Não há meandro da medicina clínica onde POCUS não esteja implicado. As aplicações de POCUS são, atualmente, transversais a toda a prática da medicina clínica e estão a evoluir a um ritmo impressionante [1]. Aqui vou focar no uso de POCUS na Ressuscitação Cardio-Respiratória (PCR) no Pré-Hospitalar e lançar tópicos para discussão futura.

Mas antes da busca por uma compreensão teórica e metodológica, vejamos o uso de POCUS no Pré-Hospitalar enquadrado num caso clínico – imagem cedida pelo Dr. José Maia de Sousa. Adotar uma estratégia de aprendizagem humanista e problematizadora permite observar, compreender, descrever e analisar reflexivamente uma determinada situação real, adquirindo conhecimento e experiência que podem ser úteis na tomada de decisão frente a outras situações. 

VINHETA CLÍNICA

Um Homem de 78 anos de idade, com antecedentes de HTA e DM tipo 2 controladas, colapsa perante os familiares, que são incapazes de iniciar SBV. Os bombeiros chegam dentro de 5 minutos e identificam Paragem Cardio-Respiratória (PCR) e iniciam SBV-DAE (sem indicação para Choque). À chegada da VMER em Fibrilação Ventricular (FV), tendo sido administrados 3 Choques. Feita avaliação POCUS após o 3º Choque e 26’ de manobras no total, tendo sido interrompidas as manobras.

Foi feito POCUS na janela subcostal durante as compressões nas manobras de Suporte Avançado de Vida, seguido de verificação que não existe atividade contráctil do miocárdio.

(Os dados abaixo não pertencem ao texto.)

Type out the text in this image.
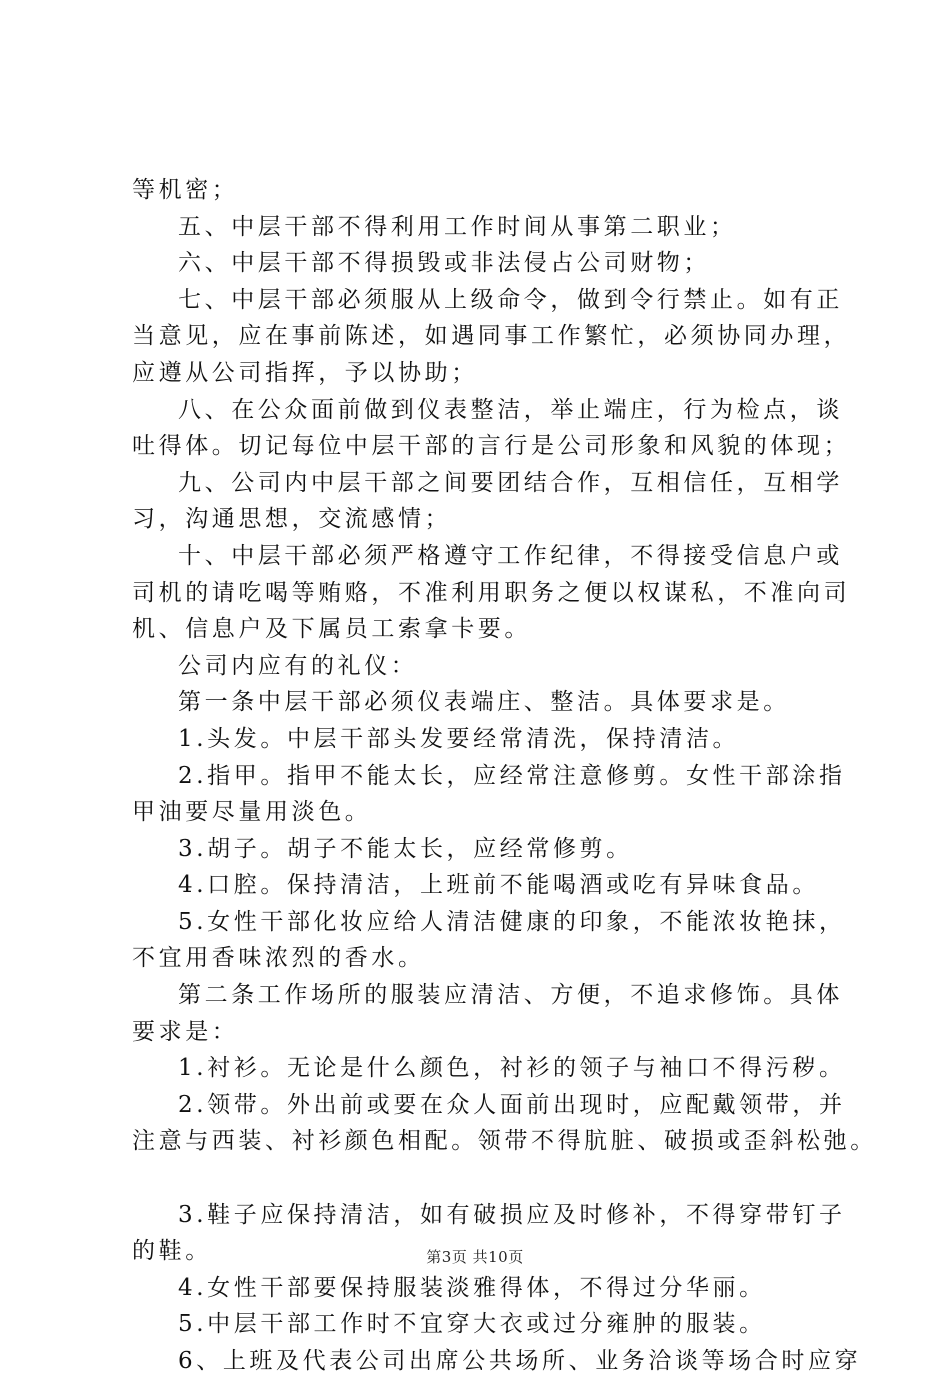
等机密；
五、中层干部不得利用工作时间从事第二职业；
六、中层干部不得损毁或非法侵占公司财物；
七、中层干部必须服从上级命令，做到令行禁止。如有正
当意见，应在事前陈述，如遇同事工作繁忙，必须协同办理，
应遵从公司指挥，予以协助；
八、在公众面前做到仪表整洁，举止端庄，行为检点，谈
吐得体。切记每位中层干部的言行是公司形象和风貌的体现；
九、公司内中层干部之间要团结合作，互相信任，互相学
习，沟通思想，交流感情；
十、中层干部必须严格遵守工作纪律，不得接受信息户或
司机的请吃喝等贿赂，不准利用职务之便以权谋私，不准向司
机、信息户及下属员工索拿卡要。
公司内应有的礼仪：
第一条中层干部必须仪表端庄、整洁。具体要求是。
1.头发。中层干部头发要经常清洗，保持清洁。
2.指甲。指甲不能太长，应经常注意修剪。女性干部涂指
甲油要尽量用淡色。
3.胡子。胡子不能太长，应经常修剪。
4.口腔。保持清洁，上班前不能喝酒或吃有异味食品。
5.女性干部化妆应给人清洁健康的印象，不能浓妆艳抹，
不宜用香味浓烈的香水。
第二条工作场所的服装应清洁、方便，不追求修饰。具体
要求是：
1.衬衫。无论是什么颜色，衬衫的领子与袖口不得污秽。
2.领带。外出前或要在众人面前出现时，应配戴领带，并
注意与西装、衬衫颜色相配。领带不得肮脏、破损或歪斜松弛。
3.鞋子应保持清洁，如有破损应及时修补，不得穿带钉子
的鞋。
4.女性干部要保持服装淡雅得体，不得过分华丽。
5.中层干部工作时不宜穿大衣或过分雍肿的服装。
6、上班及代表公司出席公共场所、业务洽谈等场合时应穿
第3页 共10页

Faço medicina de doente crítico há cerca de 20 anos e em diversos ambientes: desde a enfermaria de medicina interna com os doentes descompensados (quando as Unidades de Cuidados Intermédios eram quimeras), passando para o apoio das equipas de reanimação intra-hospitalar em todo o tipo de enfermarias e, claro, no Serviço de Urgência e Sala de Emergência. Adiciono ainda a VMER, onde a reanimação de situações de paragem cardio-respiratória define a sua principal atuação.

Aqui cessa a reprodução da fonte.